Das Fahrerlager der Motorrad-Weltmeisterschaft lässt sich in vielerlei Hinsicht mit einem kleinen Dorf vergleichen. Und jeder, der einmal in einem solchen gelebt hat weiß, dass dort nichts unbeobachtet bleibt. Das gilt auch - oder besonders - wenn sich im Paddock die großen MotoGP-Stars zu einem vermeintlich geheimen Beisammensein treffen.

So geschehen am Donnerstagabend am Circuit de Catalunya vor den Toren Barcelonas. Angesprochen auf das Meeting, wollten die meisten Fahrer am Freitag nichts mehr davon wissen. "Welches Meeting?", antworteten die Espargaro-Brüder Aleix und Pol unabhängig voneinander mit einer wortgleichen Gegenfrage. Schließlich rückten die Piloten aber doch mit einigen Details zu ihrem Treffen heraus.

Aleix Espargaro beschäftigt sich intensiv mit dem Thema Sicherheit in der MotoGP, Foto: LAT Images
Aleix Espargaro beschäftigt sich intensiv mit dem Thema Sicherheit in der MotoGP, Foto: LAT Images

Wie Aleix Espargaro verriet, dienten die Vorkommnisse des Großbritannien-GP als Anregung für das Meeting. Dort fand das 2. Freie Training am Samstag bei sintflutartigem Regen statt. Bedingungen, welche die MotoGP-Stars als nicht tragbar erachteten.

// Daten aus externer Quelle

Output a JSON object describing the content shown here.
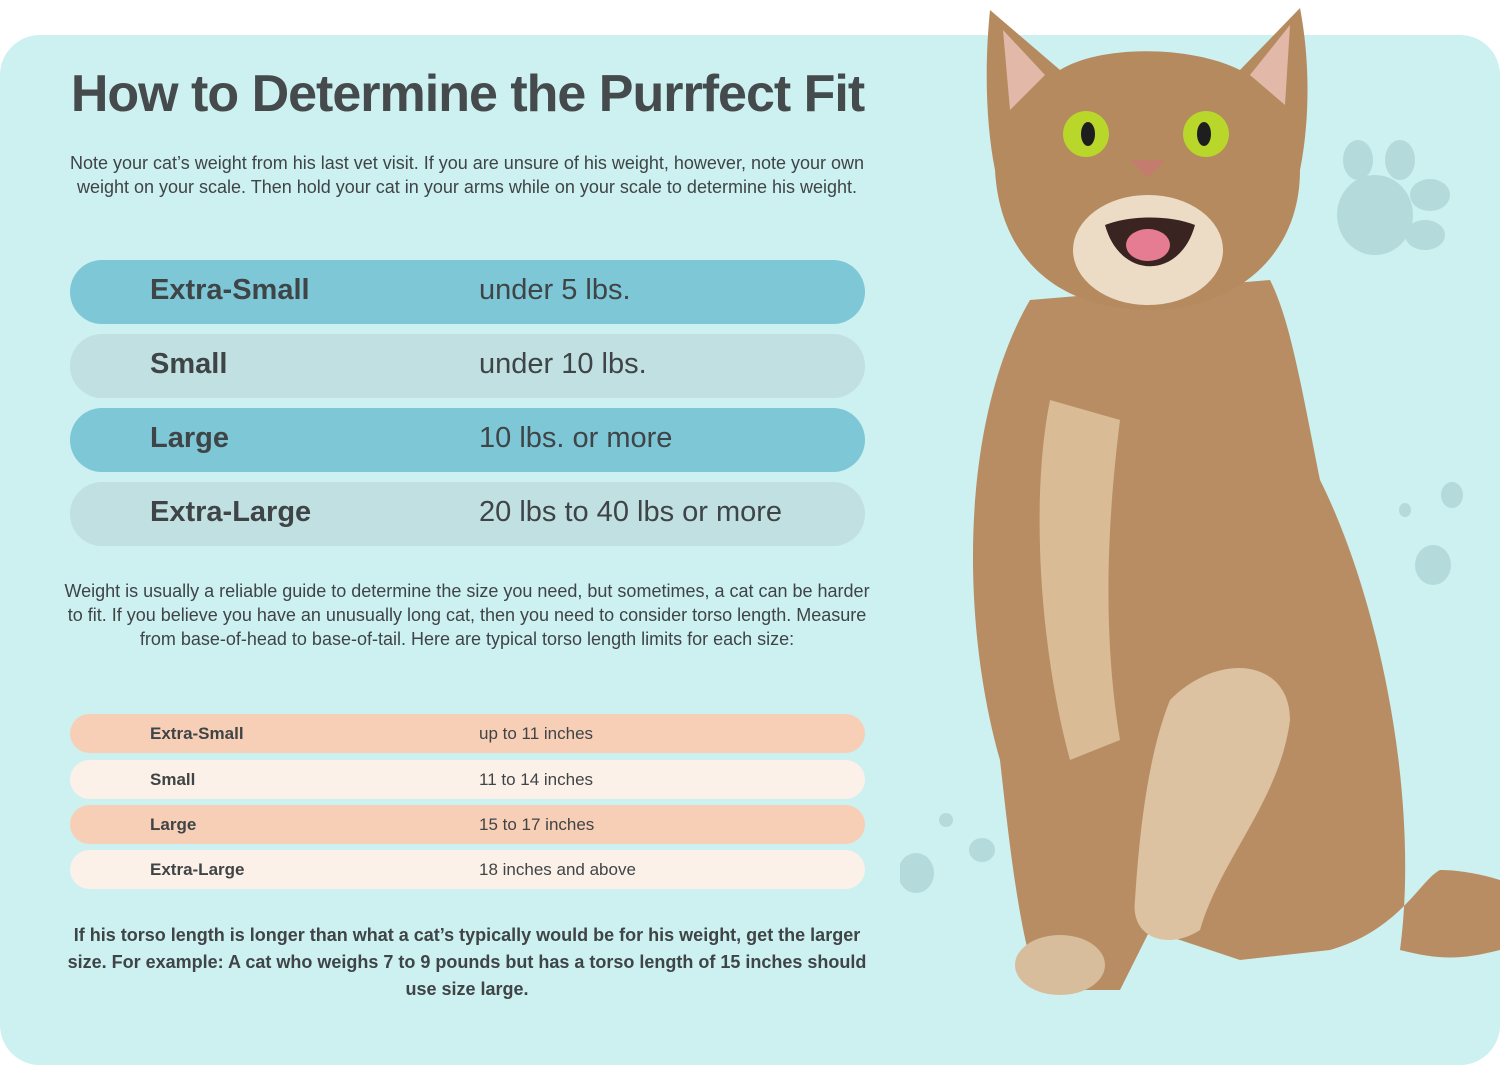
{
  "title": "How to Determine the Purrfect Fit",
  "intro": "Note your cat’s weight from his last vet visit. If you are unsure of his weight, however, note your own weight on your scale. Then hold your cat in your arms while on your scale to determine his weight.",
  "weight_sizes": [
    {
      "size": "Extra-Small",
      "weight": "under 5 lbs."
    },
    {
      "size": "Small",
      "weight": "under 10 lbs."
    },
    {
      "size": "Large",
      "weight": "10 lbs. or more"
    },
    {
      "size": "Extra-Large",
      "weight": "20 lbs to 40 lbs or more"
    }
  ],
  "torso_intro": "Weight is usually a reliable guide to determine the size you need, but sometimes, a cat can be harder to fit. If you believe you have an unusually long cat, then you need to consider torso length. Measure from base-of-head to base-of-tail. Here are typical torso length limits for each size:",
  "torso_sizes": [
    {
      "size": "Extra-Small",
      "length": "up to 11 inches"
    },
    {
      "size": "Small",
      "length": "11 to 14 inches"
    },
    {
      "size": "Large",
      "length": "15 to 17 inches"
    },
    {
      "size": "Extra-Large",
      "length": "18 inches and above"
    }
  ],
  "footnote": "If his torso length is longer than what a cat’s typically would be for his weight, get the larger size. For example: A cat who weighs 7 to 9 pounds but has a torso length of 15 inches should use size large.",
  "colors": {
    "background": "#cdf0f0",
    "weight_row_dark": "#7ec7d7",
    "weight_row_light": "#c0e0e2",
    "torso_row_dark": "#f7cfb7",
    "torso_row_light": "#fcf1e9"
  },
  "image": "tabby-cat-photo",
  "decoration": "paw-print-icon"
}
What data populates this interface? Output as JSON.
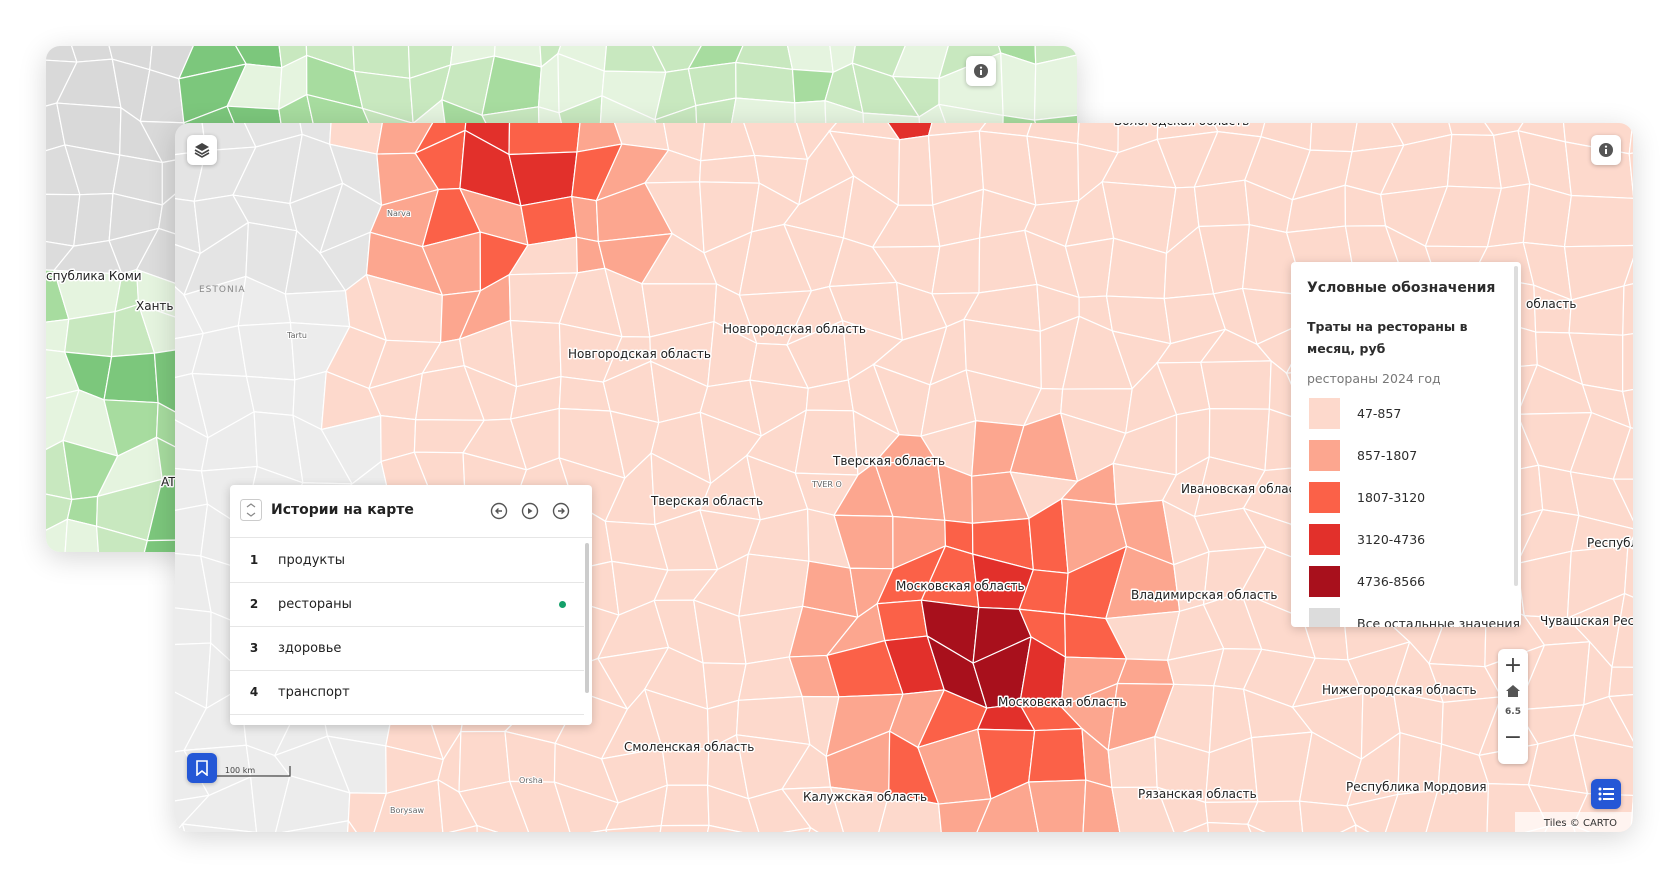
{
  "back_map": {
    "labels": [
      "спублика Коми",
      "Ханть",
      "ATVIA"
    ]
  },
  "map": {
    "labels": [
      "Вологодская область",
      "Новгородская область",
      "Новгородская область",
      "Тверская область",
      "Тверская область",
      "Ивановская област",
      "Московская область",
      "Владимирская область",
      "Московская область",
      "Нижегородская область",
      "Смоленская область",
      "Калужская область",
      "Рязанская область",
      "Республика Мордовия",
      "Чувашская Респу",
      "Республ",
      "область"
    ],
    "country_labels": [
      "ESTONIA"
    ],
    "city_labels": [
      "Narva",
      "Tartu",
      "Orsha",
      "Borysaw",
      "TVER O"
    ],
    "scale": "100 km",
    "attribution": "Tiles © CARTO",
    "zoom": "6.5"
  },
  "legend": {
    "title": "Условные обозначения",
    "subtitle": "Траты на рестораны в месяц, руб",
    "layer": "рестораны 2024 год",
    "items": [
      {
        "label": "47-857",
        "color": "#fdd9cc"
      },
      {
        "label": "857-1807",
        "color": "#fca68f"
      },
      {
        "label": "1807-3120",
        "color": "#fb6148"
      },
      {
        "label": "3120-4736",
        "color": "#e2302b"
      },
      {
        "label": "4736-8566",
        "color": "#a8101c"
      },
      {
        "label": "Все остальные значения",
        "color": "#dcdcdc"
      }
    ]
  },
  "stories": {
    "title": "Истории на карте",
    "items": [
      {
        "number": "1",
        "label": "продукты",
        "active": false
      },
      {
        "number": "2",
        "label": "рестораны",
        "active": true
      },
      {
        "number": "3",
        "label": "здоровье",
        "active": false
      },
      {
        "number": "4",
        "label": "транспорт",
        "active": false
      }
    ]
  }
}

Die Rennleitung entschied sich aber gegen einen Abbruch der Session. Anschließend suchten einzelne Fahrer untereinander das Gespräch, um über die Situation zu diskutieren. Marc Marquez etwa klopfte an das Motorhome von Aleix Espargaro. "Es ist aber schwierig, mit allen Kollegen zu sprechen und zu verstehen, wie jeder denkt", erklärt der Aprilia-Pilot.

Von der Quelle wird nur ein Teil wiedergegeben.